Welcome to week 3 of Advent, a time where God breaks into our lives as we anticipate Christmas and continue to prepare for the glorious return of Christ!
Also, there are less than 19 shopping days left, so be sure to get that Amazon order in like I did this morning.
This is Christian Year Spirituality, combining the “sacred” and “secular”, with full nods to Rob Bell who says that everything is spiritual, anyway. That may be true, but I still have to be diligent in chasing after God’s redemptive work in my rather selfish and remarkably secular life, a life that is spirit. Or, to put it another way, we have to work really really really hard at keeping Christ as the center and perspective in our lives. It’s not that He has worthy competition for the spot of King, it’s that we allow other things to be competition. The competition for sanctified living is me. If I eat too much, it’s not food’s fault. If I watch too much TV, it’s not Jerry Springer’s fault (maybe a little). It’s really me. It always has been. This is why the bible calls us to surrender ourselves to Christ long before we try acting like a follower of Christ, since it’s so remarkably difficult to act like a Christian without the power of the Holy Spirit.
Enter living the Christian Year: taking the time to inhabit the story of God.
I’m reading a book by Bobby Gross called Living the Christian Year: Time to Inhabit the Story of God. It’s quite inspiring and mightily helpful as we work through the liturgical year at SAFMC.
And he writes:
We mark days…days mark us. We observe various holidays — Martin Luther King Jr. Day, Memorial Day, July Fourth…Christmas and Easter…But we can go much further! We can go beyond scattered celebrations, memorials and holidays. We can go beyond the heartfelt but brief attention we give Christmas and Easter. We can go beyond keeping the year’s special occasions to regarding the entire calendar as sacred. We can, in effect, sacralize time itself.

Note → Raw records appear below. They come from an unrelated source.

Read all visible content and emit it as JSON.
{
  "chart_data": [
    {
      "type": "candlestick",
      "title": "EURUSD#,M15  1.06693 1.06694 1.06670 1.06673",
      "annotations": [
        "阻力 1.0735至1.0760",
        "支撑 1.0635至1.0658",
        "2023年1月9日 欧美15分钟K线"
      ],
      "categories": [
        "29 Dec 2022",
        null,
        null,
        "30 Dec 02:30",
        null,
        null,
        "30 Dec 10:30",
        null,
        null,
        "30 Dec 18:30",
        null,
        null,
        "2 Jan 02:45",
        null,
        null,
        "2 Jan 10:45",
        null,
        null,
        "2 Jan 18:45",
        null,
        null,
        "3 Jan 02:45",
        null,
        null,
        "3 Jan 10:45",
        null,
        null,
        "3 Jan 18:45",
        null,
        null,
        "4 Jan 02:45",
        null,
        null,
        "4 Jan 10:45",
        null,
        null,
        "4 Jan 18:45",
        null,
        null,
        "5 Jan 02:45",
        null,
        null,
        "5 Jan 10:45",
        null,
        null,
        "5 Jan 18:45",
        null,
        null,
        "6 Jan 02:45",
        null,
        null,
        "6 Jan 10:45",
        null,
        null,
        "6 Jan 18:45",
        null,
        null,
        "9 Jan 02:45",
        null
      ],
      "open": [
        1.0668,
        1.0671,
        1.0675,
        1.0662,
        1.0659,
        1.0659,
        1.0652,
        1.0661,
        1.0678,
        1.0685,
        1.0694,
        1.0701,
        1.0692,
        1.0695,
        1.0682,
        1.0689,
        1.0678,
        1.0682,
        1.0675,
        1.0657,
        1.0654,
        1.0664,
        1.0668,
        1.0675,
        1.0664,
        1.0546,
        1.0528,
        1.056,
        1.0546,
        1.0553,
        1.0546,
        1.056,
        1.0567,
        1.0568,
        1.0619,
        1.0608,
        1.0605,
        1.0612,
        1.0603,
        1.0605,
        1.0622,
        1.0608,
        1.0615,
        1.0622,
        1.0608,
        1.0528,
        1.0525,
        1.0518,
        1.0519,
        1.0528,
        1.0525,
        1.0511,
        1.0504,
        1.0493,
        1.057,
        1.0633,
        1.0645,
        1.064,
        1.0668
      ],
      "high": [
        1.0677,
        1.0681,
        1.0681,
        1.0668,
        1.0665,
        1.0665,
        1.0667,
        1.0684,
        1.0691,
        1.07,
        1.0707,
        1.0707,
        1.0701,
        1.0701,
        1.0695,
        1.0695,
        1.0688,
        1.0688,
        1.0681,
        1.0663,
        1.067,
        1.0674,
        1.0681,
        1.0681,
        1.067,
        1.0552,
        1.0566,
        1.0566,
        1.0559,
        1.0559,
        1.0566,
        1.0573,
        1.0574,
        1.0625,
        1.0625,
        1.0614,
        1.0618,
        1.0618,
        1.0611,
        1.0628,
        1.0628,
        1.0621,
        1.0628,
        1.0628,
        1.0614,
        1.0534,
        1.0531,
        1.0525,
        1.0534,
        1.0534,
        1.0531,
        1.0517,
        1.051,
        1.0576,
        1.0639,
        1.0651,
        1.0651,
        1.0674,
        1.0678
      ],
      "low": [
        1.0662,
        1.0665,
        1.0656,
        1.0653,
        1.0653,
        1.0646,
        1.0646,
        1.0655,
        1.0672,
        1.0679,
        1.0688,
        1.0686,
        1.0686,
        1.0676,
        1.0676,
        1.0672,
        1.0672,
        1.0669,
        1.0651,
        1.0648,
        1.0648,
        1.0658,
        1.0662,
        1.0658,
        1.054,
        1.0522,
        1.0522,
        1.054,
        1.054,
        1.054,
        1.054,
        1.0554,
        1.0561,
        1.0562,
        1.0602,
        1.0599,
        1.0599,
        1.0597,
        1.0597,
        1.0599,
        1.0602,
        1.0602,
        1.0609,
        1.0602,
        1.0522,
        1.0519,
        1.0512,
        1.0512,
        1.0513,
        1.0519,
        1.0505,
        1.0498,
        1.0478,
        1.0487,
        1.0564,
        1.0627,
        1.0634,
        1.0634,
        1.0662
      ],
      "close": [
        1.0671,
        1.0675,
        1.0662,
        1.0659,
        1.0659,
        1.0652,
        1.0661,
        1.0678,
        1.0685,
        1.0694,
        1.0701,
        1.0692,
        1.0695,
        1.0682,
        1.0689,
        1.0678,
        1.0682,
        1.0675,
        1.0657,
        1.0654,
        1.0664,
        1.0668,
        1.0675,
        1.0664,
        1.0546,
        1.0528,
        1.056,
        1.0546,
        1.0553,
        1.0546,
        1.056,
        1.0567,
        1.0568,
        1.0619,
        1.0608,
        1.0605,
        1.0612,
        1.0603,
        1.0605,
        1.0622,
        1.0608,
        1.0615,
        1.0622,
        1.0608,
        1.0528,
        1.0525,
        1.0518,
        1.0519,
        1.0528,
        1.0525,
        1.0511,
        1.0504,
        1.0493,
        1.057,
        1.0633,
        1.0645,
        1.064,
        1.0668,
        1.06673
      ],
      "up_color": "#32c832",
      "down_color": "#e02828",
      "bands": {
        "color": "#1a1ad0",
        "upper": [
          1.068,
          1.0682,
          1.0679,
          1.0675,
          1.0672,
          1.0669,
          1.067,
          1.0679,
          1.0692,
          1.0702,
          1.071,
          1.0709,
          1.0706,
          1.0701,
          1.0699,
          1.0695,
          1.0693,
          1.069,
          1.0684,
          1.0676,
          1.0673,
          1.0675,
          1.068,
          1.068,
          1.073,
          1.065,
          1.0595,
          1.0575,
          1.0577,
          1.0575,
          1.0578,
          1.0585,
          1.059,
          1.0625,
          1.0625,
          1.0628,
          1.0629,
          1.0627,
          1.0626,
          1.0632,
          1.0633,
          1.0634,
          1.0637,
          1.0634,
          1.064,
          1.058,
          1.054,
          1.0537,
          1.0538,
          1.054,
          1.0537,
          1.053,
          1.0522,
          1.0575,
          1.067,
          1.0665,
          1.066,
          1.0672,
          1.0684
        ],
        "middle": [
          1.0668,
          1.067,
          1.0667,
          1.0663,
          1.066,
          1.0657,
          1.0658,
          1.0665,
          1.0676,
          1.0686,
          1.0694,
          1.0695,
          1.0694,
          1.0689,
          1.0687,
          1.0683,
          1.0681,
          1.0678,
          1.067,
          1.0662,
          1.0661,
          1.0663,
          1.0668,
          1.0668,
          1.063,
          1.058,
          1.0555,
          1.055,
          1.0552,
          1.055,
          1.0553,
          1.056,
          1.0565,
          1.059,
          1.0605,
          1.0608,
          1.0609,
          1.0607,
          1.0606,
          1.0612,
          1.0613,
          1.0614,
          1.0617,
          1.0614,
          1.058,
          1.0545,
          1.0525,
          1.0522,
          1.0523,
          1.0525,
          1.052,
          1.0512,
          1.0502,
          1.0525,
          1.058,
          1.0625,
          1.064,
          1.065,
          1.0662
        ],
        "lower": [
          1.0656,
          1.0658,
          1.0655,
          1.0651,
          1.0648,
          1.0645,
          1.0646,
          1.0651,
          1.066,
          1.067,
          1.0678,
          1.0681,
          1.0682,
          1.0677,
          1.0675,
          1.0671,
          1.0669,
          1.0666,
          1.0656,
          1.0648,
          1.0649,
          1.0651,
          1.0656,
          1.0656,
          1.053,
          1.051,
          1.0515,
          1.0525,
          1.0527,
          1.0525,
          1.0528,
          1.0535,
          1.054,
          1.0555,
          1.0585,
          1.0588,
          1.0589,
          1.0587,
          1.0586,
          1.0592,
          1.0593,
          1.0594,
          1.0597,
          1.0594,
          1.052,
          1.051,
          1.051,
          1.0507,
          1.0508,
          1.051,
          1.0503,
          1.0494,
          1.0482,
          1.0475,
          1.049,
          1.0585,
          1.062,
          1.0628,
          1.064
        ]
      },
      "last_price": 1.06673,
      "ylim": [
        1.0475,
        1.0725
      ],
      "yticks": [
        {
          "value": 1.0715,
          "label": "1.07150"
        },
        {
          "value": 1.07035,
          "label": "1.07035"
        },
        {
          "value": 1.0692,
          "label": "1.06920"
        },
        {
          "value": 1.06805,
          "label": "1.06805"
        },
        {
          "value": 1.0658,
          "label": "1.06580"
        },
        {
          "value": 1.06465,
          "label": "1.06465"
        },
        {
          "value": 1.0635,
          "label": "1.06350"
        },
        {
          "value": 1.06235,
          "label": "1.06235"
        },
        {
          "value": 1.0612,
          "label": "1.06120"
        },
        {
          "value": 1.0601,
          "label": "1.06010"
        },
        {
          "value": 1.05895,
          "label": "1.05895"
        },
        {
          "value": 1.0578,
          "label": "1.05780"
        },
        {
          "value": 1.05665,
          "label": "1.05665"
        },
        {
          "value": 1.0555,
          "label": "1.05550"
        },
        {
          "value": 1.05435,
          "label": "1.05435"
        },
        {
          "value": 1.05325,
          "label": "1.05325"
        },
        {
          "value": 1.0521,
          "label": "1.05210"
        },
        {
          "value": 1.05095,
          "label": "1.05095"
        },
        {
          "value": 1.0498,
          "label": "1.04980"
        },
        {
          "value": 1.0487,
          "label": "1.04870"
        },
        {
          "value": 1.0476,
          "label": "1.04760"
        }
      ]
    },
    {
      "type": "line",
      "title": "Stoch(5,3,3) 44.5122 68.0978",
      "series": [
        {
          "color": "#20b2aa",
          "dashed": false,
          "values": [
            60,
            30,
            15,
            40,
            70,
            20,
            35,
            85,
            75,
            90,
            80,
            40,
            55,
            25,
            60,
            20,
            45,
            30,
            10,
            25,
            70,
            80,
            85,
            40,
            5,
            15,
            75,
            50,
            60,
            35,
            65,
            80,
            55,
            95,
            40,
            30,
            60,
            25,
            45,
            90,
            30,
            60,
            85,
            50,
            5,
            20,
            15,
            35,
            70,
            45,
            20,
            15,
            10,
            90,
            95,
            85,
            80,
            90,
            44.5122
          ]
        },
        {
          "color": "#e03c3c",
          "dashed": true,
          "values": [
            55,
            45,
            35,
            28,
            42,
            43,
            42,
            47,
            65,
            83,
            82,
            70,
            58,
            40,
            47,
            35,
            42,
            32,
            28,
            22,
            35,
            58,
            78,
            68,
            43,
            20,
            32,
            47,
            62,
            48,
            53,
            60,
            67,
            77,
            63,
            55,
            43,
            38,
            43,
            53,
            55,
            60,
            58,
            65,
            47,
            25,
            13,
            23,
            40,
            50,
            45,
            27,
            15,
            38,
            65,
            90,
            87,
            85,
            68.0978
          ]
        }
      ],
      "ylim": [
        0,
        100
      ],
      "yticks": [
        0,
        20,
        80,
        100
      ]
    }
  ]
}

In Advent we focus on three “comings” of Christ: his arrival in history as a baby born of Mary, his return in fearsome glory at the end of time and his intermediate entrance into our own lives.
(on symbolism in Advent/Christmas as one example of seeing things through Advent lenses):
The dead of winter as we asy, invokes images of…barren trees, hard ground, absent birds and lowering skies…The strange survival of summer greens in the snows had always been a sacrament of the hope for new life through the winter… holly can remind us of Christ with its prickly leaves (crown of thorns) and red berries (blood).
I’m enjoying this book as I look forward to Advent, not as a calendar event or Church activity but as an opportunity to enter into the Story.
We need this like the desert needs water. Our hearts can become so dry that they crack, and we become so adjusted that we don’t realize that what should be vibrant and green is brown and dusty. Living water is the only solution.